SQL - insert rows preserving overall number of duplicate values


I have a table, say, Product (Id, Name):

Id Name
1 'one'
2 'two'
3 'three'

I have a new version of data that is needed to update the table, with possible duplicate values.

For example:

Name
'one'
'two'
'two'
'two'
'four'

I need the result table to consist of as many rows of each "Name" as there are in the second table, i.e.

Id Name
1 'one'
2 'two'
3 'three'
4 'two'
5 'two'
6 'four'

So, if the value, like 'one' already exists, we don't need to insert a duplicate, but if there are more rows of the same value in the second table, like 'two' or 'four', we need to insert respectively 2 and 1 more values into the table.

How do I do it using SQL?

I've tried answers that suggest inserting into the table without duplicates, which is not my task.


Solution

  • First I set up som tables for the testing:

    create temp table Product(id  integer primary key generated always as identity, name text);
    insert into Product (name) values ('one'),('two'),('three');
    select * from Product;
    
    create  temp table newdata(name text);
    insert into newdata values ('one'),('two'),('two'),('two'),('four');
    select * from newdata;
    

    Then I use the analytical function "row_number()" which creates row numbers on the result.
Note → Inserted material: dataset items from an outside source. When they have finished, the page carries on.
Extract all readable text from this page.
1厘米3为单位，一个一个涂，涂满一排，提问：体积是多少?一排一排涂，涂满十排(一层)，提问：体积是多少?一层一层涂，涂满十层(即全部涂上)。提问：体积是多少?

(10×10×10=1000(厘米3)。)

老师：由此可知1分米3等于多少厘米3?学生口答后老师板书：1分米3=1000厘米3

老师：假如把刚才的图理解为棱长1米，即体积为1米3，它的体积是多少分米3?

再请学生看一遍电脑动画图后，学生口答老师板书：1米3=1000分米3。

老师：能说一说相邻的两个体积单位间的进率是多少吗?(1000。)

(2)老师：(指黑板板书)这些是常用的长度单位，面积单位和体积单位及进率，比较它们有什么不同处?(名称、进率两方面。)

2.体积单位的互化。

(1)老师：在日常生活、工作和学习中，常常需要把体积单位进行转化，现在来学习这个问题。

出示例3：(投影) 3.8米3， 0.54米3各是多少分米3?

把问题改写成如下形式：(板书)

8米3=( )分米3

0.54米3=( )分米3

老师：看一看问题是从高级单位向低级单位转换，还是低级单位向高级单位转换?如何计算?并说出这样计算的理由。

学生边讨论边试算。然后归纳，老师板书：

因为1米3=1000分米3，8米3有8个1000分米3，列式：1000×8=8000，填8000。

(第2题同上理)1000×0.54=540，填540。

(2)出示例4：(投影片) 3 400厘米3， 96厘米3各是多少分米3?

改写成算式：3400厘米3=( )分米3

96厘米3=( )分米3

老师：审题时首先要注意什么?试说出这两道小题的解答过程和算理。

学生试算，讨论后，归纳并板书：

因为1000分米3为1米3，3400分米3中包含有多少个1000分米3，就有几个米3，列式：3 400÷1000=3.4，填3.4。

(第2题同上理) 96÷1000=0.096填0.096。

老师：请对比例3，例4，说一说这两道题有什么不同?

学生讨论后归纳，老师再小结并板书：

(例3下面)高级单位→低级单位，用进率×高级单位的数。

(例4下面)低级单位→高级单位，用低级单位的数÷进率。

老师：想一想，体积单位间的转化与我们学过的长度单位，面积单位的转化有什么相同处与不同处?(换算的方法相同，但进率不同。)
That is just a way of counting how many instances of each name is in your list

    select name,row_number() over (partition by name order by name) rn from newdata;
    
    
    +------+----+
    | name | rn |
    +------+----+
    | four |  1 |
    | one  |  1 |
    | two  |  1 |
    | two  |  2 |
    | two  |  3 |
    +------+----+
    

    For product:

    select name,row_number() over (partition by name order by name) rn from product
    
    
    +-------+----+
    | name  | rn |
    +-------+----+
    | one   |  1 |
    | three |  1 |
    | two   |  1 |
    +-------+----+
    

    Finding the differences between the two tells me which names I am missing:

    select name,row_number() over (partition by name order by name) rn from newdata
    except
    select name,row_number() over (partition by name order by name) rn from product;
    
    
    +------+----+
    | name | rn |
    +------+----+
    | two  |  3 |
    | four |  1 |
    | two  |  2 |
    +------+----+
    

    Then I just need to insert the missing names:

    insert into product (name)
    select name from (
    select name,row_number() over (partition by name order by name) rn from newdata
    except
    select name,row_number() over (partition by name order by name) rn from product
    ) a;
    select * from product
    
    
    +----+-------+
    | id | name  |
    +----+-------+
    |  1 | one   |
    |  2 | two   |
    |  3 | three |
    |  4 | two   |
    |  5 | four  |
    |  6 | two   |
    +----+-------+